When Chase was first diagnosed and we understood what we were facing I did something that some would find morbid – stupid even. I planned Chase’s funeral. I chose the music, the where and the who. I planned who would carry Chase and where we would lay him to rest. Done, sorted and back in the recesses of my mind so I never had to think about it again allowing us to get on with living a full life.

So when Chase asks that question – "when am I going to die Mum?",  it hits me that in all likelihood I will have to take that suitcase off the mind shelf and open it one day.

and I damn well don’t want to.

I want Chase’s life to extend beyond mine, for him to travel, meet someone special, to have children maybe (IVF is a must for Chase). To get laughter lines like the ones he’s given me, to get grey hair like he’s given his dad and to be able to reflect on a life long lived.

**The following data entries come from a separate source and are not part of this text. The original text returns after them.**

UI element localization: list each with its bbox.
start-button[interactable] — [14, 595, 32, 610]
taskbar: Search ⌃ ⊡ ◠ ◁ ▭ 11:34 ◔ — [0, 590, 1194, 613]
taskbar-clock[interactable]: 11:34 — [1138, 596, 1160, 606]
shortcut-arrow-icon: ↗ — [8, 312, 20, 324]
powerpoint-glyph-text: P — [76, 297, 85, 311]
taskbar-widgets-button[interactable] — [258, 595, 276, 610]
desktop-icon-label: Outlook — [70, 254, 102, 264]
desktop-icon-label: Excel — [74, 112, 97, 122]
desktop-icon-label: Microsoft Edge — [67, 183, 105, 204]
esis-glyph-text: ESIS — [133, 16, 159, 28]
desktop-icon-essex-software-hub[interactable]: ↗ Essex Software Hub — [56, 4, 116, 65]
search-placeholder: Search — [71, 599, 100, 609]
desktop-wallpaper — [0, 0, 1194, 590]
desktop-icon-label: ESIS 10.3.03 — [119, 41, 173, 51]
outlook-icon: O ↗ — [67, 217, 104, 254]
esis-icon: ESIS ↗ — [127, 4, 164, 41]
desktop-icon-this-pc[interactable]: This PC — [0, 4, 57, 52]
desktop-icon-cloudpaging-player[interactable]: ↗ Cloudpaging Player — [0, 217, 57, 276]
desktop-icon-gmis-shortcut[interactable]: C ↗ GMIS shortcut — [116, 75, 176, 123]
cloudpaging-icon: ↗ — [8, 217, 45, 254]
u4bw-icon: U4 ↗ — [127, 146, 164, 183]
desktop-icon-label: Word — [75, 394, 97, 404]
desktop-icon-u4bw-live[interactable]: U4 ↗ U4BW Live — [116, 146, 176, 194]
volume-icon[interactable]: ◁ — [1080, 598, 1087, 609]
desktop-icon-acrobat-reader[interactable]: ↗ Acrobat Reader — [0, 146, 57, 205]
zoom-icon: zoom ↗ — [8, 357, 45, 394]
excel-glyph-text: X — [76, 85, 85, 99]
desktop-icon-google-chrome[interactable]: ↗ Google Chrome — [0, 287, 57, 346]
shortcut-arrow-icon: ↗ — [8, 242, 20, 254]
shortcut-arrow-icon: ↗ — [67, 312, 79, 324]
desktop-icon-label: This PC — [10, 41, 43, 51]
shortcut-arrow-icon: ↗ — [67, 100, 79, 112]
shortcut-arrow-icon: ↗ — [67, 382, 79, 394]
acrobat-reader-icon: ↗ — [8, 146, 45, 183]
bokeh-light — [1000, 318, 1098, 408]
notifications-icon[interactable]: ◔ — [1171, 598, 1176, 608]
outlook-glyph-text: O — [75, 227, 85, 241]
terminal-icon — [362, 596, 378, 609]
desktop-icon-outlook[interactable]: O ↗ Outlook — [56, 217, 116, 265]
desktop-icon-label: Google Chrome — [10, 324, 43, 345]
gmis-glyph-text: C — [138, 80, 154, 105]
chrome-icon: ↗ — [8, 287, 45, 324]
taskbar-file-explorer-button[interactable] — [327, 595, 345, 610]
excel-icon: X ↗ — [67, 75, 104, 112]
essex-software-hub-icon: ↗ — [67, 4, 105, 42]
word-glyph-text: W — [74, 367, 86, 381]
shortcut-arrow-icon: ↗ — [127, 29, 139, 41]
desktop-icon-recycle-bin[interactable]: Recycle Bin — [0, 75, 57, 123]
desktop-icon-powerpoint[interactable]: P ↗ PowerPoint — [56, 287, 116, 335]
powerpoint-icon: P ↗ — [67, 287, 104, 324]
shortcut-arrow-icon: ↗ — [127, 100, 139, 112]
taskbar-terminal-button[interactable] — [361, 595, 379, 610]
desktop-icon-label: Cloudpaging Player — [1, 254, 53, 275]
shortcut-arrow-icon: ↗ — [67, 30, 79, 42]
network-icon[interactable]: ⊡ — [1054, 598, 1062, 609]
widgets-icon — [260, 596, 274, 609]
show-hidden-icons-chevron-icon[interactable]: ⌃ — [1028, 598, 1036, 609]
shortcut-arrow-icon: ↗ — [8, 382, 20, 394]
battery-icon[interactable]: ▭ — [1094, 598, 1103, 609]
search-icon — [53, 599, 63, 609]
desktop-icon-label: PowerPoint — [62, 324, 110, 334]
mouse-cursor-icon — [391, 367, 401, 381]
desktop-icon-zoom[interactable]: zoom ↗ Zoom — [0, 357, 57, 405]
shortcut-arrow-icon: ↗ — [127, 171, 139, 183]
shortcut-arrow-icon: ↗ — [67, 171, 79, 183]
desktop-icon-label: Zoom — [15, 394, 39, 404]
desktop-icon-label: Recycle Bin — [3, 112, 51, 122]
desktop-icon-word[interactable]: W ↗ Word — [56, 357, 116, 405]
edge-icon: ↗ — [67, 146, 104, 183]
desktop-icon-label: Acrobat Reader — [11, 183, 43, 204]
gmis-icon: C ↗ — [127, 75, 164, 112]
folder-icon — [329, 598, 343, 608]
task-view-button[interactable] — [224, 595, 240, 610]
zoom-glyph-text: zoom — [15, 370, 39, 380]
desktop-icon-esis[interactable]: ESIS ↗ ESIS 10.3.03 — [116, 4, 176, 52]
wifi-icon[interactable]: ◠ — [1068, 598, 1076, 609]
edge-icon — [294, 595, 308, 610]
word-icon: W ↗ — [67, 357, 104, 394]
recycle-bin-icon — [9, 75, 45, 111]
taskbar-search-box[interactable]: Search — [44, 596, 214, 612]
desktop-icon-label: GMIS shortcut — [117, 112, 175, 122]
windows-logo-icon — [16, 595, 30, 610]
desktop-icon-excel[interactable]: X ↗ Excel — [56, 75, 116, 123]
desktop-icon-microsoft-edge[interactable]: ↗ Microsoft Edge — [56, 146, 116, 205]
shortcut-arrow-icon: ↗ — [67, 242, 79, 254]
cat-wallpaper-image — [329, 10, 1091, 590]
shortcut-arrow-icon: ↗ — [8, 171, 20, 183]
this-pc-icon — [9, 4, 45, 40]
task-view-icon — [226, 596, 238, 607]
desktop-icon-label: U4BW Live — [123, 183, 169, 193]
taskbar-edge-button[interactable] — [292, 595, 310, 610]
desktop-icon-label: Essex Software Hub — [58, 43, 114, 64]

Instead we are focusing on a trip to New York so he and I as a mum will have memories that will carry us through a shortened life time, when the times are tough and we both need to hang onto a shared memory. When times are good and we can laugh with each other.

But most of all we want him to experience life right now – not wait until he is older – because living with CF means that ‘till death do us part may be sooner than we’d like.  

:) Donna

PS: Aerosmith "I don't want to Miss a thing, and Celine Dion 'Fly' are 2 songs filed away for Chase.